How Nearbase compares to AWS RDS on price, latency, and data residency for teams building in Asia and the Middle East.

A large AWS data center building, representing AWS RDS compared with Nearbase

AWS RDS is the default many teams reach for. It works, it is everywhere, and it is familiar. But if your users are in Asia or the Middle East, the default is often the wrong call on two fronts: cost and latency.

Cost

RDS pricing stacks up quickly. Beyond the instance itself you pay for provisioned IOPS, storage, backups, and cross-AZ data transfer, and the bill rarely matches the sticker price you started with.

Nearbase is designed to cost significantly less than major RDS providers for comparable workloads. Pricing is flat and transparent: you pay what you see, with no per-IOPS surprises. Check the current rates on the pricing page.

Latency

RDS coverage in Asia is thin. Many teams end up serving users in Jakarta, Manila, or Bangkok from a Singapore or Tokyo region, adding round-trip latency on every query.

Nearbase runs in local data centers across Asia, the Middle East, and North America, with sub-10ms latency to users in every major Asian population center. Deploy in the city closest to your users instead of the nearest available region.

Data residency

With RDS you have to architect carefully to keep data in-country. With Nearbase, when you pick a region, your data stays there, which makes meeting in-country data-residency requirements straightforward.

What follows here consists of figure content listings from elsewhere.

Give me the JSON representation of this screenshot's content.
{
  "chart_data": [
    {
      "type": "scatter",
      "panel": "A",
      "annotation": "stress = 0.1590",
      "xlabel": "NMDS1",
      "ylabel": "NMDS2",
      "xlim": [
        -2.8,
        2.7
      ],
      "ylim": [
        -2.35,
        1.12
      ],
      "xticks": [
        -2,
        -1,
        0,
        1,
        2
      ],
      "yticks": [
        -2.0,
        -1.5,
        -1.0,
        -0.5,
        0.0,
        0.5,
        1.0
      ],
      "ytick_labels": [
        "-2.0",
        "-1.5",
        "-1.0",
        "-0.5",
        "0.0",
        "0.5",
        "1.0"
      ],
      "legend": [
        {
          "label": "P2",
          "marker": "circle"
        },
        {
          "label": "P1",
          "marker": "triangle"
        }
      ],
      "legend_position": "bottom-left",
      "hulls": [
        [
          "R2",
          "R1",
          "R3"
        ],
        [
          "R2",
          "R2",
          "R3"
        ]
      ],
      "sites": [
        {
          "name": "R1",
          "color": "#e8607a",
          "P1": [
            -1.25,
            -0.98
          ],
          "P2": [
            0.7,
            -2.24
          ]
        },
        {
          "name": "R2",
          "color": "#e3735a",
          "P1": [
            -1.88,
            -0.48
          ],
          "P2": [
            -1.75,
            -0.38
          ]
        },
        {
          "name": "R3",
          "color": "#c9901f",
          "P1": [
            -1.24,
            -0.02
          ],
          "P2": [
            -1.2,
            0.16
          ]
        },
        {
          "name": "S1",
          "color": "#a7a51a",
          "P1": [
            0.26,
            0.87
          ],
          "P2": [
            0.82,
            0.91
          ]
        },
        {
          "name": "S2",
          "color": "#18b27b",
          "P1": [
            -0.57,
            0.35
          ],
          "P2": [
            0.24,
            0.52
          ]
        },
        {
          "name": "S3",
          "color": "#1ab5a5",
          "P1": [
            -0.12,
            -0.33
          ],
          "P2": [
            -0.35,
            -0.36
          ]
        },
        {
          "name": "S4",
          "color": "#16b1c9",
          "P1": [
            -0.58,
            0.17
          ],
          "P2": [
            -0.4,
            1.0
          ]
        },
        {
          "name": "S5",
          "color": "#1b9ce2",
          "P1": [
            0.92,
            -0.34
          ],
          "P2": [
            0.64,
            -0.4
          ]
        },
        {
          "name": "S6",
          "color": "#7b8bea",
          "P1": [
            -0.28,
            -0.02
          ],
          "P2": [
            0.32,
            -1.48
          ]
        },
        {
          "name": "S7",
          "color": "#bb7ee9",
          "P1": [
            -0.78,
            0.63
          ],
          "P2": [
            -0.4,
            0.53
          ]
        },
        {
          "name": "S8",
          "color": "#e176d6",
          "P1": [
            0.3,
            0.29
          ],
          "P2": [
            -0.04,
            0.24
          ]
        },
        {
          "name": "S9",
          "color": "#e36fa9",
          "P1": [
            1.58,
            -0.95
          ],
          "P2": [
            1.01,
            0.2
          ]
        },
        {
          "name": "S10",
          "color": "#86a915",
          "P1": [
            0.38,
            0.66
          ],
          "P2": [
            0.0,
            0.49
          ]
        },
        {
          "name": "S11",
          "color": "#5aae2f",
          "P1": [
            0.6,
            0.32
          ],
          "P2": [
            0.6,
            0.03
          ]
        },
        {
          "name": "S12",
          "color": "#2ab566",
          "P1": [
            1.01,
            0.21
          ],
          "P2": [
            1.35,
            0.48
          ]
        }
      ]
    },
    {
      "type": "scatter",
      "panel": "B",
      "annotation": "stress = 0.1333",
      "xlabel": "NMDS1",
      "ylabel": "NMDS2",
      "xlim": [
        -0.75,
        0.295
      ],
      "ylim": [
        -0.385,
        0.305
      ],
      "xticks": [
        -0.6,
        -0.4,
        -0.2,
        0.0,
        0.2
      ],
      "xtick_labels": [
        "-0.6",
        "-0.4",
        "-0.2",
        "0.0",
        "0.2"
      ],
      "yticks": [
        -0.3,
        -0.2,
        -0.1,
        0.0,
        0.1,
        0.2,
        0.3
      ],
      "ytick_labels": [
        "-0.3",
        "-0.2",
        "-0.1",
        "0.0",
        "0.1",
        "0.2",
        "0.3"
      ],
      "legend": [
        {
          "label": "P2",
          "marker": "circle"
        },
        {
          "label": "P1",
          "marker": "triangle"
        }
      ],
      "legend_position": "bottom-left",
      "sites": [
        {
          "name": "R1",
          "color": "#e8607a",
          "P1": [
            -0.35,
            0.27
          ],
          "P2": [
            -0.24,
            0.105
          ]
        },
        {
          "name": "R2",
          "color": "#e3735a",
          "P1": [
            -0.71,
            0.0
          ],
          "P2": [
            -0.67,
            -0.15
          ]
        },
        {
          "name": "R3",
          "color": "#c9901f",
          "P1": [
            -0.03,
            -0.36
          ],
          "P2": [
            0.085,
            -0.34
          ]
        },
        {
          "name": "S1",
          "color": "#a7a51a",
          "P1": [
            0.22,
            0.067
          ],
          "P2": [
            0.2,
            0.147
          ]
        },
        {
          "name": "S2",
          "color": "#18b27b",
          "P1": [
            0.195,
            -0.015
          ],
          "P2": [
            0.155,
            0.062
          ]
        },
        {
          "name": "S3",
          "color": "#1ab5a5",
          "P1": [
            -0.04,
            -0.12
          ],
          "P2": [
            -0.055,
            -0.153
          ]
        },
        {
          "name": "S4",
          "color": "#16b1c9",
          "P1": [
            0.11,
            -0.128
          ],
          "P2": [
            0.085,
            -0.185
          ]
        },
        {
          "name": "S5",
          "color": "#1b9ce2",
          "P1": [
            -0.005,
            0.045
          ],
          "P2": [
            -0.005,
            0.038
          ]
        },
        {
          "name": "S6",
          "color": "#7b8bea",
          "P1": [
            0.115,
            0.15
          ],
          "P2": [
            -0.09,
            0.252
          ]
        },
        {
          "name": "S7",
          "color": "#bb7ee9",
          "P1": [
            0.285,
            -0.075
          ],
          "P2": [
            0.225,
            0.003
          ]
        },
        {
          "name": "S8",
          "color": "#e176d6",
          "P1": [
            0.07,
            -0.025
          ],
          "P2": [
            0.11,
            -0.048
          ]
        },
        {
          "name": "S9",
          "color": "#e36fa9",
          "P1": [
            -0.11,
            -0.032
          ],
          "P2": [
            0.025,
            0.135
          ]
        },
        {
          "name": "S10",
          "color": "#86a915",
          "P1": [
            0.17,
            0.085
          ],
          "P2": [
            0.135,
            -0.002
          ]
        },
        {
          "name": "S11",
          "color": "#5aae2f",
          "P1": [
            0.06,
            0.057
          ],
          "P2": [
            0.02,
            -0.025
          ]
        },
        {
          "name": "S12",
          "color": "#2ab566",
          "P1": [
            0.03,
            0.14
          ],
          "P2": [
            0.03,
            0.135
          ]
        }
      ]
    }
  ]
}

When RDS still makes sense

If your users and team are entirely inside a major AWS region in the US or Europe, and you are already deep in the AWS ecosystem, RDS is a reasonable choice. If it isn’t the right fit, it isn’t your only option. Check out managed Postgres alternatives to RDS side by side. Nearbase is built for the case AWS serves least well: teams who need Postgres close to users in Asia and the Middle East, without the ops or the bill.